BMW CEO Oliver Zipse October 19 even went so far as to defend China’s market policies and compare them favorably to how President Joe Biden is changing the playing field in the U.S. The 50-50 joint ventures that Beijing required foreign carmakers to set up in China were “fair for everyone,” Zipse said in an interview near BMW's plant in Spartanburg, South Carolina. He warned that the Biden administration’s climate law designed to wean the US off battery materials sourced from China could provoke retaliatory steps and set off a “dangerous” game of trade barriers.
It would be unreasonable of these companies to make any rash, pre-emptive moves before any further escalation of geopolitical tensions. But after having had to turn their energy-sourcing strategies on a dime and contemplate writing off big investments in Russia this year, Germany's automakers are crossing their fingers that they’re not forced to make much tougher choices about their far more consequential business presence in the People’s Republic.
President Xi Jinping’s consolidation of power has only worsened worries that extend far beyond the auto industry. Chinese stocks have had their worst showing ever following a Communist Party Congress, after this year’s gathering dashed hopes for more market-friendly policies.

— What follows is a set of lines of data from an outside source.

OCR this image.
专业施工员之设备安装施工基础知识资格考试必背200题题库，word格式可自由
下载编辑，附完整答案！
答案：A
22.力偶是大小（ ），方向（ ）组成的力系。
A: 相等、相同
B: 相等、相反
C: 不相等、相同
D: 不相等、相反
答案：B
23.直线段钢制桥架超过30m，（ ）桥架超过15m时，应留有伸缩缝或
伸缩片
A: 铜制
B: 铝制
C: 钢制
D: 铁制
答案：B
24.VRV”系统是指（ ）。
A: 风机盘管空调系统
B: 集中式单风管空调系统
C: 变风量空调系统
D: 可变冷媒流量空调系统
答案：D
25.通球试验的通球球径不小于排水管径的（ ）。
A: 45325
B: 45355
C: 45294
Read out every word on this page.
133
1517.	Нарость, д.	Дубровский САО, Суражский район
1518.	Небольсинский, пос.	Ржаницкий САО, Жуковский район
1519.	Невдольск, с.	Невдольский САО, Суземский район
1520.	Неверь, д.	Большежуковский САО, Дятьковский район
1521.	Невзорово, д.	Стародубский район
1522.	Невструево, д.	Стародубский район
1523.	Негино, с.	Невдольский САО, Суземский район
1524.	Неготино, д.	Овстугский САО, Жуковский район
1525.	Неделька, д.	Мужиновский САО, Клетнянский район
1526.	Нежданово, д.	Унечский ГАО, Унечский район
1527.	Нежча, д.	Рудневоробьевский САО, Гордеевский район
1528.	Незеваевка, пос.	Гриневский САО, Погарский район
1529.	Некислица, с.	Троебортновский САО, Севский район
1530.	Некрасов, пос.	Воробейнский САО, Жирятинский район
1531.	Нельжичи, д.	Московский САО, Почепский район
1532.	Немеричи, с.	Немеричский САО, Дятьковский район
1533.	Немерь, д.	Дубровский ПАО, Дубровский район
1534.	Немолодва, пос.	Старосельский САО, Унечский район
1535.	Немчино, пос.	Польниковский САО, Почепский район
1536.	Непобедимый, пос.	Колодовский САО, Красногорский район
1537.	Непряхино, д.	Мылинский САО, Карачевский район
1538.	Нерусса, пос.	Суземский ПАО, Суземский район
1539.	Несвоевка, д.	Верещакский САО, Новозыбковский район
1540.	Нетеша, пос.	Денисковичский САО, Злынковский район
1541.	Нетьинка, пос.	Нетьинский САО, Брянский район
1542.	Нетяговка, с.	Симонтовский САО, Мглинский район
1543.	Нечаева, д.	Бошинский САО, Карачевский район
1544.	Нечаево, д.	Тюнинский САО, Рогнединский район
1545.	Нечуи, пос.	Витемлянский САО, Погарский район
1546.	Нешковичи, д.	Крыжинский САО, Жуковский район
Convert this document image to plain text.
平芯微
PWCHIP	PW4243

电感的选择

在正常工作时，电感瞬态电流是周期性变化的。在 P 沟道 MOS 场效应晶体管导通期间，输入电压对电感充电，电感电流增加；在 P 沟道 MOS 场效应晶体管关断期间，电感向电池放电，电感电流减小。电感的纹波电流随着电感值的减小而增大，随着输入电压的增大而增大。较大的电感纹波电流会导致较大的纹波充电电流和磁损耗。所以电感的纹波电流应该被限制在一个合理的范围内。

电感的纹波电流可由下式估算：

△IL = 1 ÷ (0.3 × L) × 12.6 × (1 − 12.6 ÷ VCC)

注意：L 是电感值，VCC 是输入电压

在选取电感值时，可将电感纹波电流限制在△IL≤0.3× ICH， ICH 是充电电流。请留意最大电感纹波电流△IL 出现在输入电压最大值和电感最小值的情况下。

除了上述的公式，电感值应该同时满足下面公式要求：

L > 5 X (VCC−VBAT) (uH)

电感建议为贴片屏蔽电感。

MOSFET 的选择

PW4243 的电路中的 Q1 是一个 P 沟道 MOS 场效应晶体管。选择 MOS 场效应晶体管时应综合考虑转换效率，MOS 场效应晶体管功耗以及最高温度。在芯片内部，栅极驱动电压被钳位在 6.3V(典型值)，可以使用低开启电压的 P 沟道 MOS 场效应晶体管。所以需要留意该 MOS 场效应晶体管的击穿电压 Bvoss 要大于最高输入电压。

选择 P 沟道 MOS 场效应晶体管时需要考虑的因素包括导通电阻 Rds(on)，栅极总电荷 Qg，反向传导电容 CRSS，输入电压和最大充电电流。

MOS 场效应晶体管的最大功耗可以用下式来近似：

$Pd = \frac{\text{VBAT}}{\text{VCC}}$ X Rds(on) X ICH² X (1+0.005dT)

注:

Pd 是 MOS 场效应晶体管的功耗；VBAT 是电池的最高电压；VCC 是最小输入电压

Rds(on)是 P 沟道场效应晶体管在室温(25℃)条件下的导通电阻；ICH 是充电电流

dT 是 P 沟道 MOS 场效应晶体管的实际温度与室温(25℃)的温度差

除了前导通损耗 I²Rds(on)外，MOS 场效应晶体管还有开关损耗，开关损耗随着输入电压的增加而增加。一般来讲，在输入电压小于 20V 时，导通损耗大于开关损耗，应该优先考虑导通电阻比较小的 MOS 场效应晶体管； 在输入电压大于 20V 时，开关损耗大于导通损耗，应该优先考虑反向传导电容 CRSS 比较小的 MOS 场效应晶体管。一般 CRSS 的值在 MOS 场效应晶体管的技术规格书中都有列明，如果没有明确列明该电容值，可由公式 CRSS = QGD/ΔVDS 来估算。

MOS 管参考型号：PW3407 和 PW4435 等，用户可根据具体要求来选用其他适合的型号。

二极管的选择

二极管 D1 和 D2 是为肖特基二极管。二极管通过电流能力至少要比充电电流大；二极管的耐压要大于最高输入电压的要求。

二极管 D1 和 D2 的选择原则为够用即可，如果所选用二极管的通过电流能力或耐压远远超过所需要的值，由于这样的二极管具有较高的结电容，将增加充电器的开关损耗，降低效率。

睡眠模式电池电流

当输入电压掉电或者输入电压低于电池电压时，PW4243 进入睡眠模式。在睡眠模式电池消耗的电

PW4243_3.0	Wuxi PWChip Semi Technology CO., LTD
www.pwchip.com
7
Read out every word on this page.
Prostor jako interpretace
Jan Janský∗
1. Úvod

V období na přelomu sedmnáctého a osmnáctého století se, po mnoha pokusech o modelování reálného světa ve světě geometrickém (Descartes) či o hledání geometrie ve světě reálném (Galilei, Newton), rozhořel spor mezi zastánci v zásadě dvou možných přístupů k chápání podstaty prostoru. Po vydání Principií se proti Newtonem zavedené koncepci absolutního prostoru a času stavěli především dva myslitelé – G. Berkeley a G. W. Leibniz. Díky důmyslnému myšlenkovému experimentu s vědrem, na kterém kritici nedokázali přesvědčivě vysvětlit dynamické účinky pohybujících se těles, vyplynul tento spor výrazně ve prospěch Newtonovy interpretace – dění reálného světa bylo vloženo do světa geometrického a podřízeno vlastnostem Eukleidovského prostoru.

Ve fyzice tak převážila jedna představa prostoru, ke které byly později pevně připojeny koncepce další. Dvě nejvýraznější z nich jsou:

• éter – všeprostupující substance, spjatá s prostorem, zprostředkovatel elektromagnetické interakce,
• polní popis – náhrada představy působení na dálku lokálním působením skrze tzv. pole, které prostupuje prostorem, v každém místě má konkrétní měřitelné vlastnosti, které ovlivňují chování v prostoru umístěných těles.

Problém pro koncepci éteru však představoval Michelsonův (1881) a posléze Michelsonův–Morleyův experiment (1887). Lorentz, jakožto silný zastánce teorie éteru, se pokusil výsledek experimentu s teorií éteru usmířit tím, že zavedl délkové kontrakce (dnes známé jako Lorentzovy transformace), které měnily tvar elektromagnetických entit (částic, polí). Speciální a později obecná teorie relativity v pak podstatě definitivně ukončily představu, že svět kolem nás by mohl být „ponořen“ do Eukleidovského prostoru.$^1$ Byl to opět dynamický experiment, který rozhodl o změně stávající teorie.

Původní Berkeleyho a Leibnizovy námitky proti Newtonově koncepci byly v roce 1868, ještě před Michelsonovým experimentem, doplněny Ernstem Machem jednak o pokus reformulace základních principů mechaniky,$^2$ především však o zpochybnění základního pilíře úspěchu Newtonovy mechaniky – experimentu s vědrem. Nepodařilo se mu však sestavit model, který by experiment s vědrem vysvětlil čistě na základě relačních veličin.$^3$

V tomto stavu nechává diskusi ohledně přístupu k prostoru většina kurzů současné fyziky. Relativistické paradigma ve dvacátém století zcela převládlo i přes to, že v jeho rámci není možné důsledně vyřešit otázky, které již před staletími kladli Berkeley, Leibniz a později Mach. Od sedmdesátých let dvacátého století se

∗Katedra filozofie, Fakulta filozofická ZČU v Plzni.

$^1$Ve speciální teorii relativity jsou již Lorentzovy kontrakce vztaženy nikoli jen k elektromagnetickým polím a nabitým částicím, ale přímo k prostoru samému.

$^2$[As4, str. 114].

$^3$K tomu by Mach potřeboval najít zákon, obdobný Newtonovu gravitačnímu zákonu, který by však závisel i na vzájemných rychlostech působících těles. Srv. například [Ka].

Within the car sector, there’s concern that international carmakers’ dominance of the combustion-engine age won’t carry over to the electric era. Domestic automakers accounted for almost 80% of electric vehicle sales through the first seven months of the year, according to China’s Passenger Car Association. VW has been having the toughest time coping with what’s become a particularly more competitive mass market.
“What we see from VW at the moment is more firefighting mode than innovation leadership on the Chinese market,” said Patrick Hummel, an analyst at UBS. “Volkswagen’s position in the Chinese market is structurally at risk.
To be sure, the Germans aren’t alone. Tesla’s reliance on China has mushroomed since the company opened a factory outside Shanghai in early 2020. Earlier in October, CEO Elon Musk told the Financial Times that Taiwan should agree to become a special administrative zone of China to resolve tensions with Beijing, a proposal that angered Taipei and raised eyebrows in Washington. Democratic Senator Mark Warner said he’s frustrated that companies including Tesla seem to reckon China is so big, they’ve got to “turn a blind eye” to abuses.
There is another way. Stellantis CEO Carlos Tavares October 17 suggested he’s ready to cease making cars in China. The producer of Peugeot and Citroën cars may implement an “asset-light” strategy for those brands, repeating a phrase he used earlier in the year when announcing plans to withdraw from the company’s Jeep-making venture.
Stellantis’ pullback has been made easier by the fact it wasn’t doing so well there in the first place. VW has much more to lose, as it operates over 40 vehicle and component factories along with partners in China. When asked October 28 about his upcoming trip, Blume said it’s important that Berlin and Beijing get in touch after the party congress to exchange ideas and positions and plan further cooperation.
BMW is doing just that, shifting production of electric Mini hatchbacks to China from the U.K. and assembling an SUV model there through its partnership with Great Wall Motor. At Mercedes, well over half of the ultra-luxury — and ultra-profitable — Maybach vehicles the company sells go to customers in China, supporting its push further upmarket.
“The Germans can’t bite the hand of the one that feeds them,” said Matthias Schmidt, a Berlin-based auto analyst. “For Mr. Tavares, it’s a different story — he is likely saying what a lot of other automotive executives are thinking.”